Re: Re: Re: Extremist Islam: the cause?

athon said:
Christianity is not the KKK, but the KKK refer to themselves as new age crusaders of the faith. The social influences that led to the estsablishment of the KKK are, IMO, more signficant than the religion behind it.
Both cases look back to a Golden Age when their chosen community - White Christian or Arab Islamic - played its rightfully dominant role. They see nothing good for themselves in the modern world, and so are definitively reactionary. Since they consider themselves as having been usurped and cheated they look for conspiracies that have cheated them.

With that in mind (and not wishing to derail) the opinion of some Americans that Kyoto, the ICC, Chemical Weapons Treaty, NPT and other such are conspiracies against the US is worth noting.
 
Re: Re: Re: Extremist Islam: the cause?

Cleon said:
To actually (try to) answer your question--Arabic is a lot different from English. A lot. Translations don't always get meaning--I know, it sounds funny and is probably sig material, but others who are multi-lingual know what I mean.
Which I think is the reason for the coined phrase "lost in translation". Thanks Cleon.
 
I don't believe Islam is necessarily the root of the violence, it is just used by some to manipulate useful idiots into strapping bombs on themselves and dying for the cause.
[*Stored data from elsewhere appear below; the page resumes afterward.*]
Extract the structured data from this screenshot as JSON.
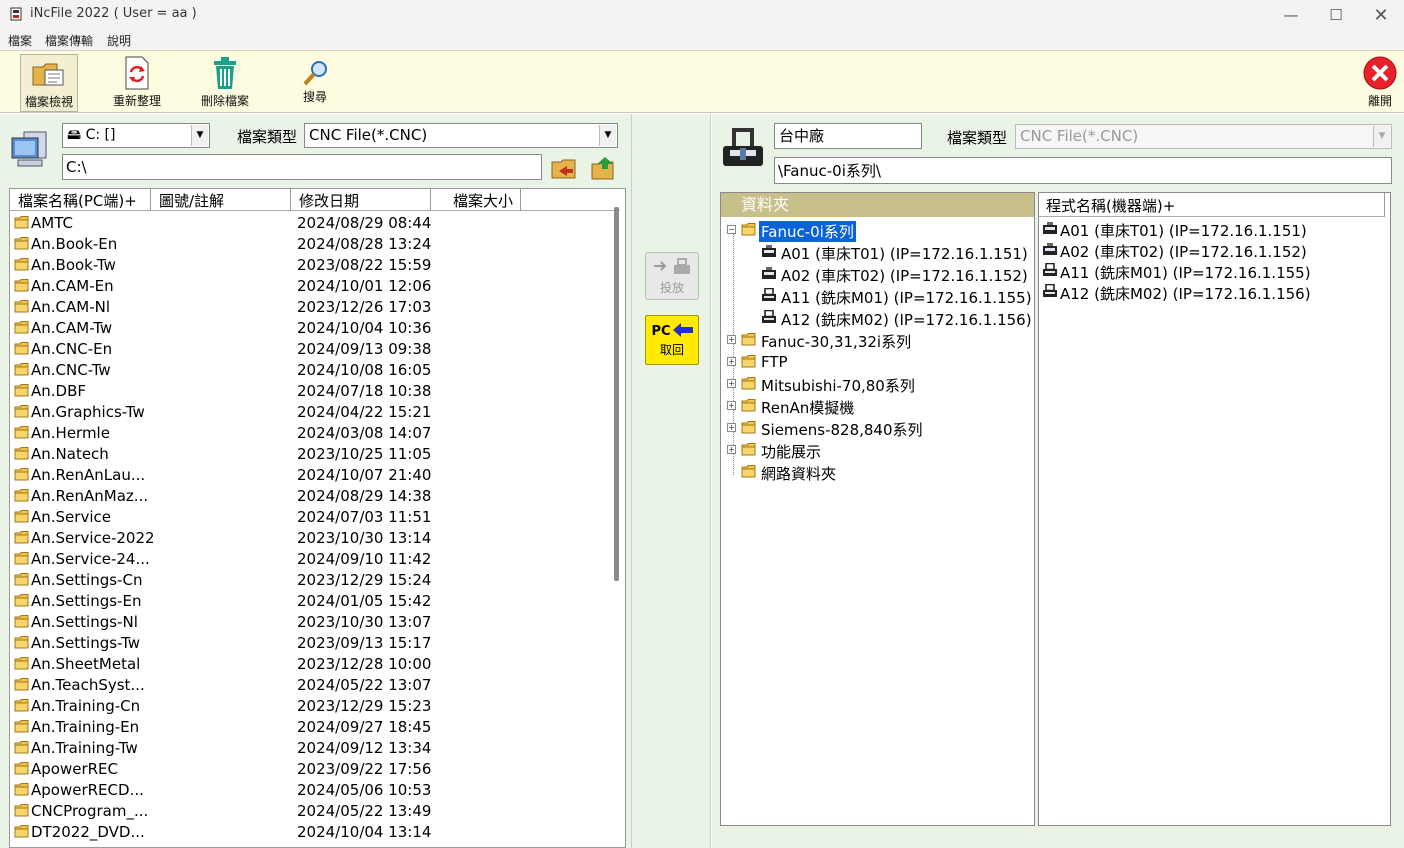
{
  "window": {
    "title": "iNcFile 2022 ( User = aa )",
    "minimize": "—",
    "maximize": "☐",
    "close": "✕"
  },
  "menu": [
    "檔案",
    "檔案傳輸",
    "說明"
  ],
  "toolbar": {
    "view_label": "檔案檢視",
    "refresh_label": "重新整理",
    "delete_label": "刪除檔案",
    "search_label": "搜尋",
    "exit_label": "離開"
  },
  "left": {
    "drive": "C: []",
    "type_label": "檔案類型",
    "type_value": "CNC File(*.CNC)",
    "path": "C:\\",
    "columns": [
      "檔案名稱(PC端)+",
      "圖號/註解",
      "修改日期",
      "檔案大小"
    ],
    "files": [
      {
        "name": "AMTC",
        "date": "2024/08/29 08:44"
      },
      {
        "name": "An.Book-En",
        "date": "2024/08/28 13:24"
      },
      {
        "name": "An.Book-Tw",
        "date": "2023/08/22 15:59"
      },
      {
        "name": "An.CAM-En",
        "date": "2024/10/01 12:06"
      },
      {
        "name": "An.CAM-Nl",
        "date": "2023/12/26 17:03"
      },
      {
        "name": "An.CAM-Tw",
        "date": "2024/10/04 10:36"
      },
      {
        "name": "An.CNC-En",
        "date": "2024/09/13 09:38"
      },
      {
        "name": "An.CNC-Tw",
        "date": "2024/10/08 16:05"
      },
      {
        "name": "An.DBF",
        "date": "2024/07/18 10:38"
      },
      {
        "name": "An.Graphics-Tw",
        "date": "2024/04/22 15:21"
      },
      {
        "name": "An.Hermle",
        "date": "2024/03/08 14:07"
      },
      {
        "name": "An.Natech",
        "date": "2023/10/25 11:05"
      },
      {
        "name": "An.RenAnLau...",
        "date": "2024/10/07 21:40"
      },
      {
        "name": "An.RenAnMaz...",
        "date": "2024/08/29 14:38"
      },
      {
        "name": "An.Service",
        "date": "2024/07/03 11:51"
      },
      {
        "name": "An.Service-2022",
        "date": "2023/10/30 13:14"
      },
      {
        "name": "An.Service-24...",
        "date": "2024/09/10 11:42"
      },
      {
        "name": "An.Settings-Cn",
        "date": "2023/12/29 15:24"
      },
      {
        "name": "An.Settings-En",
        "date": "2024/01/05 15:42"
      },
      {
        "name": "An.Settings-Nl",
        "date": "2023/10/30 13:07"
      },
      {
        "name": "An.Settings-Tw",
        "date": "2023/09/13 15:17"
      },
      {
        "name": "An.SheetMetal",
        "date": "2023/12/28 10:00"
      },
      {
        "name": "An.TeachSyst...",
        "date": "2024/05/22 13:07"
      },
      {
        "name": "An.Training-Cn",
        "date": "2023/12/29 15:23"
      },
      {
        "name": "An.Training-En",
        "date": "2024/09/27 18:45"
      },
      {
        "name": "An.Training-Tw",
        "date": "2024/09/12 13:34"
      },
      {
        "name": "ApowerREC",
        "date": "2023/09/22 17:56"
      },
      {
        "name": "ApowerRECD...",
        "date": "2024/05/06 10:53"
      },
      {
        "name": "CNCProgram_...",
        "date": "2024/05/22 13:49"
      },
      {
        "name": "DT2022_DVD...",
        "date": "2024/10/04 13:14"
      }
    ]
  },
  "middle": {
    "send_label": "投放",
    "receive_pc": "PC",
    "receive_label": "取回"
  },
  "right": {
    "factory": "台中廠",
    "type_label": "檔案類型",
    "type_value": "CNC File(*.CNC)",
    "path": "\\Fanuc-0i系列\\",
    "folder_header": "資料夾",
    "program_header": "程式名稱(機器端)+",
    "tree": [
      {
        "label": "Fanuc-0i系列",
        "level": 0,
        "expander": "−",
        "kind": "folder",
        "selected": true
      },
      {
        "label": "A01 (車床T01) (IP=172.16.1.151)",
        "level": 1,
        "kind": "lathe"
      },
      {
        "label": "A02 (車床T02) (IP=172.16.1.152)",
        "level": 1,
        "kind": "lathe"
      },
      {
        "label": "A11 (銑床M01) (IP=172.16.1.155)",
        "level": 1,
        "kind": "mill"
      },
      {
        "label": "A12 (銑床M02) (IP=172.16.1.156)",
        "level": 1,
        "kind": "mill"
      },
      {
        "label": "Fanuc-30,31,32i系列",
        "level": 0,
        "expander": "+",
        "kind": "folder"
      },
      {
        "label": "FTP",
        "level": 0,
        "expander": "+",
        "kind": "folder"
      },
      {
        "label": "Mitsubishi-70,80系列",
        "level": 0,
        "expander": "+",
        "kind": "folder"
      },
      {
        "label": "RenAn模擬機",
        "level": 0,
        "expander": "+",
        "kind": "folder"
      },
      {
        "label": "Siemens-828,840系列",
        "level": 0,
        "expander": "+",
        "kind": "folder"
      },
      {
        "label": "功能展示",
        "level": 0,
        "expander": "+",
        "kind": "folder"
      },
      {
        "label": "網路資料夾",
        "level": 0,
        "kind": "folder"
      }
    ],
    "programs": [
      {
        "label": "A01 (車床T01) (IP=172.16.1.151)",
        "kind": "lathe"
      },
      {
        "label": "A02 (車床T02) (IP=172.16.1.152)",
        "kind": "lathe"
      },
      {
        "label": "A11 (銑床M01) (IP=172.16.1.155)",
        "kind": "mill"
      },
      {
        "label": "A12 (銑床M02) (IP=172.16.1.156)",
        "kind": "mill"
      }
    ]
  },
  "colors": {
    "toolbar_bg": "#fdfbe0",
    "pane_bg": "#e9f3e6",
    "folder_header_bg": "#c8c08a",
    "selection": "#0a64d8",
    "receive_button": "#ffea00",
    "exit_red": "#e8202a"
  }
}
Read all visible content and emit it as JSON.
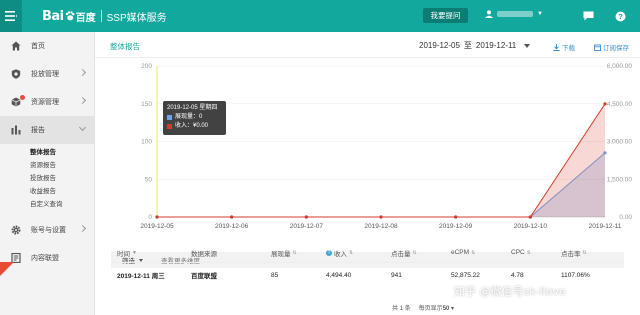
{
  "header": {
    "logo_text": "Bai",
    "logo_cn": "百度",
    "app_title": "SSP媒体服务",
    "ask_button": "我要提问",
    "icons": [
      "menu-icon",
      "user-icon",
      "message-icon",
      "help-icon"
    ]
  },
  "sidebar": {
    "items": [
      {
        "label": "首页",
        "icon": "home-icon"
      },
      {
        "label": "投放管理",
        "icon": "shield-icon"
      },
      {
        "label": "资源管理",
        "icon": "cube-icon"
      },
      {
        "label": "报告",
        "icon": "bar-chart-icon"
      },
      {
        "label": "账号与设置",
        "icon": "gear-icon"
      },
      {
        "label": "内容联盟",
        "icon": "document-icon"
      }
    ],
    "report_subitems": [
      "整体报告",
      "资源报告",
      "投放报告",
      "收益报告",
      "自定义查询"
    ]
  },
  "page": {
    "title": "整体报告",
    "date_start": "2019-12-05",
    "date_sep": "至",
    "date_end": "2019-12-11",
    "download": "下载",
    "subscribe": "订阅保存"
  },
  "tooltip": {
    "title": "2019-12-05 星期四",
    "row1": "展现量：0",
    "row2": "收入：¥0.00"
  },
  "chart_data": {
    "type": "line",
    "x": [
      "2019-12-05",
      "2019-12-06",
      "2019-12-07",
      "2019-12-08",
      "2019-12-09",
      "2019-12-10",
      "2019-12-11"
    ],
    "left_axis_ticks": [
      0,
      50,
      100,
      150,
      200
    ],
    "right_axis_ticks": [
      "0.00",
      "1,500.00",
      "3,000.00",
      "4,500.00",
      "6,000.00"
    ],
    "ylim_left": [
      0,
      200
    ],
    "ylim_right": [
      0,
      6000
    ],
    "series": [
      {
        "name": "展现量",
        "axis": "left",
        "color": "#6fa3e6",
        "values": [
          0,
          0,
          0,
          0,
          0,
          0,
          85
        ]
      },
      {
        "name": "收入",
        "axis": "right",
        "color": "#d63a2e",
        "values": [
          0,
          0,
          0,
          0,
          0,
          0,
          4494.4
        ]
      }
    ],
    "highlight_x": "2019-12-05"
  },
  "filter": {
    "label": "筛选",
    "more": "查看更多维度"
  },
  "table": {
    "headers": [
      "时间",
      "数据来源",
      "展现量",
      "收入",
      "点击量",
      "eCPM",
      "CPC",
      "点击率"
    ],
    "rows": [
      [
        "2019-12-11 周三",
        "百度联盟",
        "85",
        "4,494.40",
        "941",
        "52,875.22",
        "4.78",
        "1107.06%"
      ]
    ]
  },
  "pager": {
    "total": "共 1 条",
    "per_page_label": "每页显示",
    "per_page_value": "50"
  },
  "watermark": "知乎 @微信号sk-llove"
}
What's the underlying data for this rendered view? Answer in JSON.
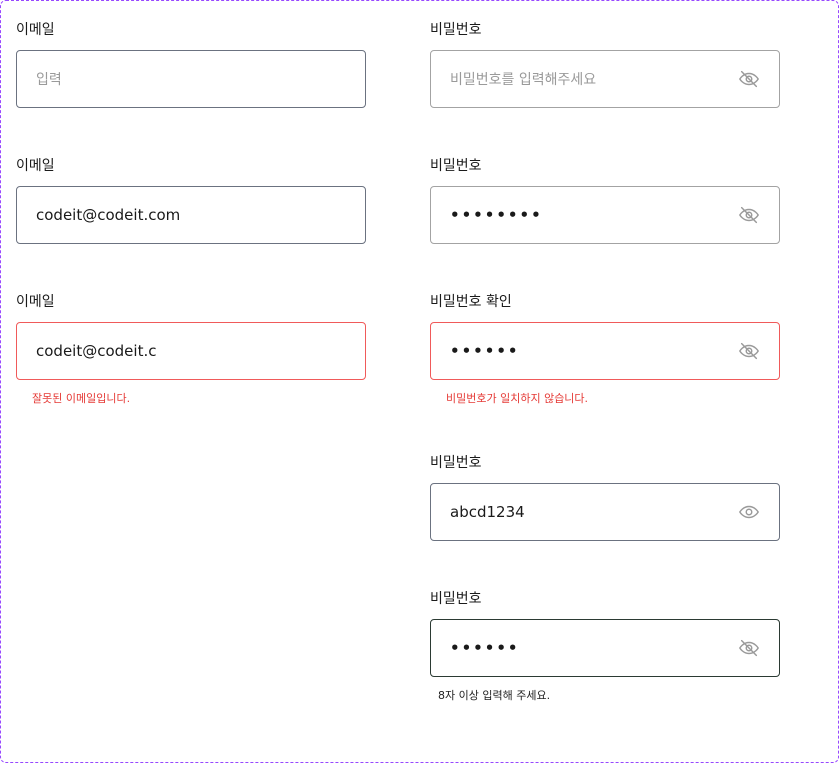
{
  "fields": {
    "email1": {
      "label": "이메일",
      "placeholder": "입력"
    },
    "password1": {
      "label": "비밀번호",
      "placeholder": "비밀번호를 입력해주세요"
    },
    "email2": {
      "label": "이메일",
      "value": "codeit@codeit.com"
    },
    "password2": {
      "label": "비밀번호",
      "masked": "••••••••"
    },
    "email3": {
      "label": "이메일",
      "value": "codeit@codeit.c",
      "error": "잘못된 이메일입니다."
    },
    "password_confirm": {
      "label": "비밀번호 확인",
      "masked": "••••••",
      "error": "비밀번호가 일치하지 않습니다."
    },
    "password_visible": {
      "label": "비밀번호",
      "value": "abcd1234"
    },
    "password_focus": {
      "label": "비밀번호",
      "masked": "••••••",
      "hint": "8자 이상 입력해 주세요."
    }
  },
  "icons": {
    "hidden": "eye-off-icon",
    "visible": "eye-icon"
  },
  "colors": {
    "frame": "#9747ff",
    "error": "#e53935",
    "border_default": "#6b7280",
    "border_focus": "#2b3a33",
    "icon": "#9a9a9a"
  }
}
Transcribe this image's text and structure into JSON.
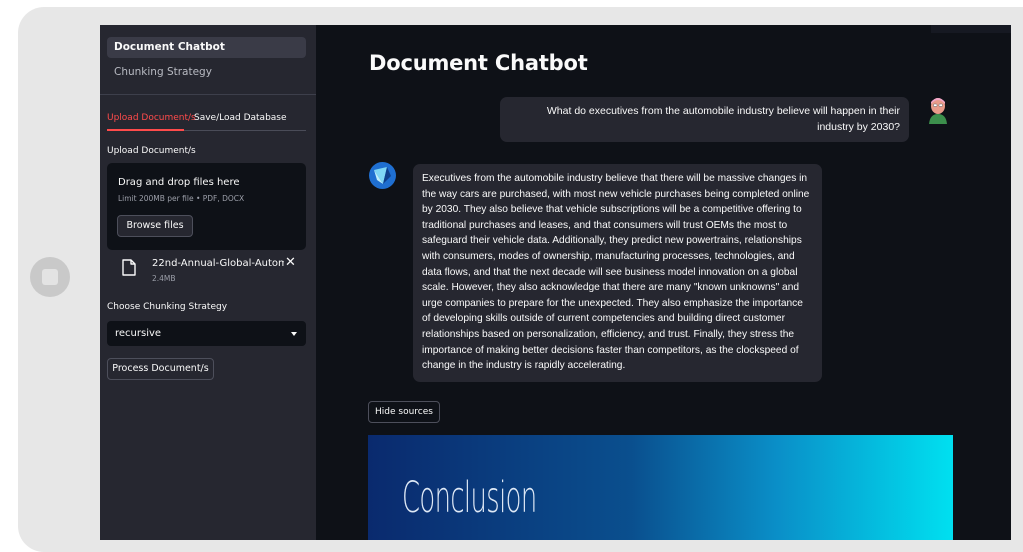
{
  "sidebar": {
    "nav": [
      {
        "label": "Document Chatbot",
        "active": true
      },
      {
        "label": "Chunking Strategy",
        "active": false
      }
    ],
    "tabs": [
      "Upload Document/s",
      "Save/Load Database"
    ],
    "upload_label": "Upload Document/s",
    "dropzone": {
      "title": "Drag and drop files here",
      "limit": "Limit 200MB per file • PDF, DOCX",
      "browse_label": "Browse files"
    },
    "file": {
      "name": "22nd-Annual-Global-Autom...",
      "size": "2.4MB",
      "close_glyph": "✕"
    },
    "strategy_label": "Choose Chunking Strategy",
    "strategy_value": "recursive",
    "process_label": "Process Document/s"
  },
  "main": {
    "title": "Document Chatbot",
    "user_message": "What do executives from the automobile industry believe will happen in their industry by 2030?",
    "bot_message": "Executives from the automobile industry believe that there will be massive changes in the way cars are purchased, with most new vehicle purchases being completed online by 2030. They also believe that vehicle subscriptions will be a competitive offering to traditional purchases and leases, and that consumers will trust OEMs the most to safeguard their vehicle data. Additionally, they predict new powertrains, relationships with consumers, modes of ownership, manufacturing processes, technologies, and data flows, and that the next decade will see business model innovation on a global scale. However, they also acknowledge that there are many \"known unknowns\" and urge companies to prepare for the unexpected. They also emphasize the importance of developing skills outside of current competencies and building direct customer relationships based on personalization, efficiency, and trust. Finally, they stress the importance of making better decisions faster than competitors, as the clockspeed of change in the industry is rapidly accelerating.",
    "hide_sources_label": "Hide sources",
    "source_title": "Conclusion"
  },
  "icons": {
    "file": "file-icon",
    "close": "close-icon",
    "dropdown": "chevron-down-icon",
    "user_avatar": "user-avatar-icon",
    "bot_avatar": "bot-avatar-icon"
  },
  "colors": {
    "accent": "#ff4b4b",
    "sidebar_bg": "#262730",
    "main_bg": "#0e1117",
    "bubble_bg": "#262730"
  }
}
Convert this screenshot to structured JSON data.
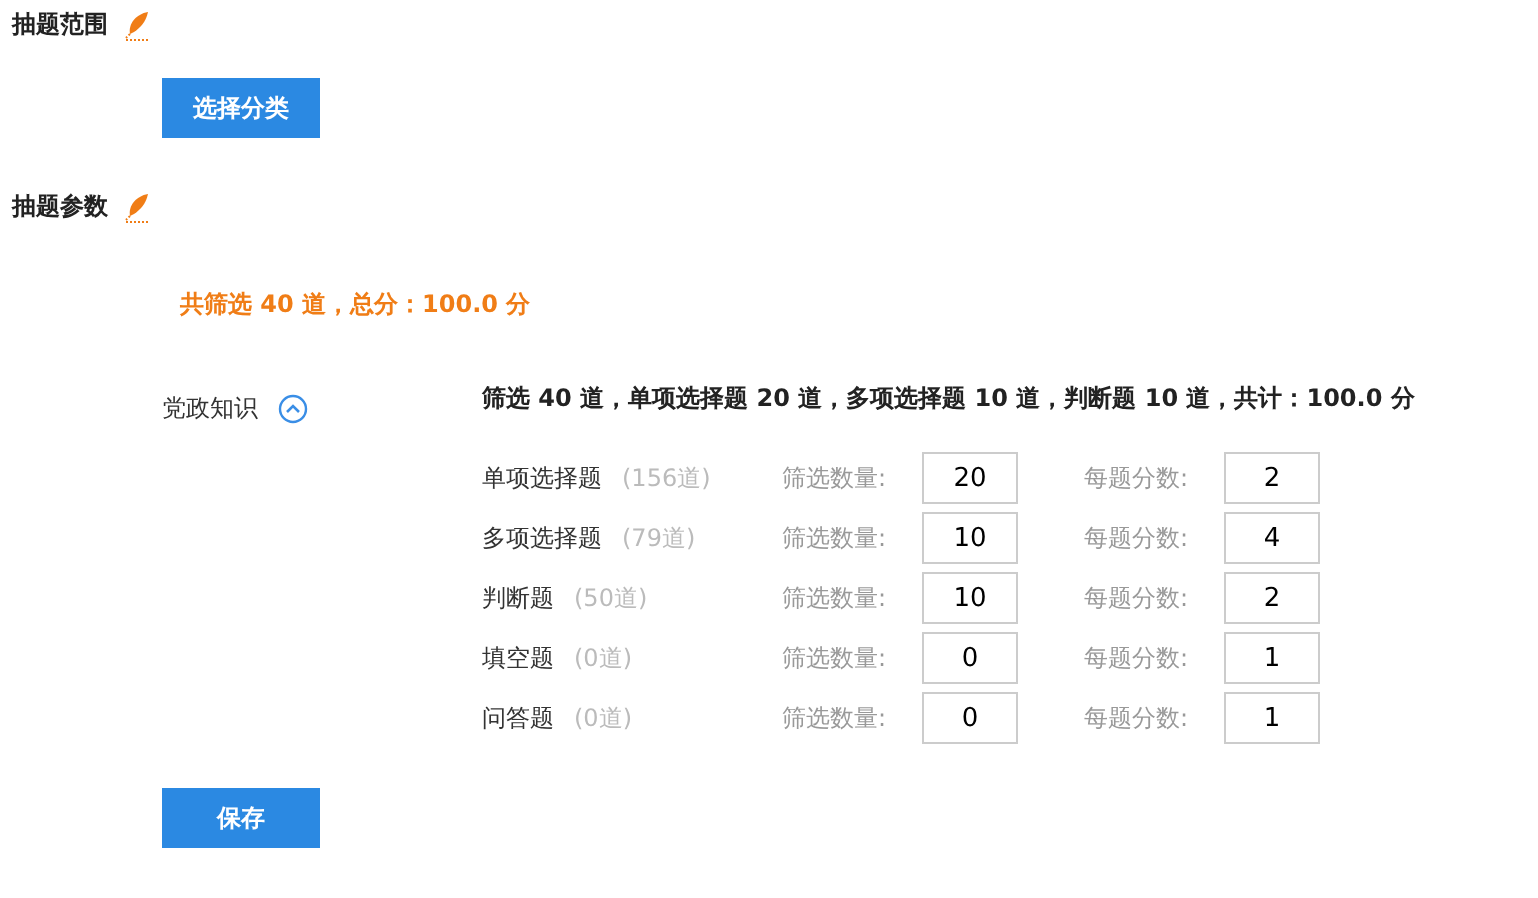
{
  "sections": [
    {
      "title": "抽题范围"
    },
    {
      "title": "抽题参数"
    }
  ],
  "select_button": "选择分类",
  "total_summary": "共筛选 40 道，总分：100.0 分",
  "category": {
    "name": "党政知识",
    "expanded": true,
    "summary": "筛选 40 道，单项选择题 20 道，多项选择题 10 道，判断题 10 道，共计：100.0 分",
    "rows": [
      {
        "type": "单项选择题",
        "available": "(156道)",
        "count_label": "筛选数量:",
        "count": "20",
        "score_label": "每题分数:",
        "score": "2"
      },
      {
        "type": "多项选择题",
        "available": "(79道)",
        "count_label": "筛选数量:",
        "count": "10",
        "score_label": "每题分数:",
        "score": "4"
      },
      {
        "type": "判断题",
        "available": "(50道)",
        "count_label": "筛选数量:",
        "count": "10",
        "score_label": "每题分数:",
        "score": "2"
      },
      {
        "type": "填空题",
        "available": "(0道)",
        "count_label": "筛选数量:",
        "count": "0",
        "score_label": "每题分数:",
        "score": "1"
      },
      {
        "type": "问答题",
        "available": "(0道)",
        "count_label": "筛选数量:",
        "count": "0",
        "score_label": "每题分数:",
        "score": "1"
      }
    ]
  },
  "save_button": "保存"
}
That being said; I don't think we can ever again take the word Jihad lightly.
 
As Ziggurat points out, and as the author I cited maintains, we are not looking at a bunch of shadowy masterminds duping the poor and hopeless into suicide bomb missions.

Pape's rather exhaustive study shows that the typical suicide bomber is a motivated individual who believes he is engaged in activities that are commendable, and he is supported in this by his peers.
The function of Jihad in this case is essentially defensive.

As Michael Scheuer points out in his books, Bin Laden and Al Qaeda believe they are fighting a "defensive" Jihad, in that Islam is under assault from "The West". They do not intend to convert people or to capture territory; they wish to expel Western influence from Islamic society.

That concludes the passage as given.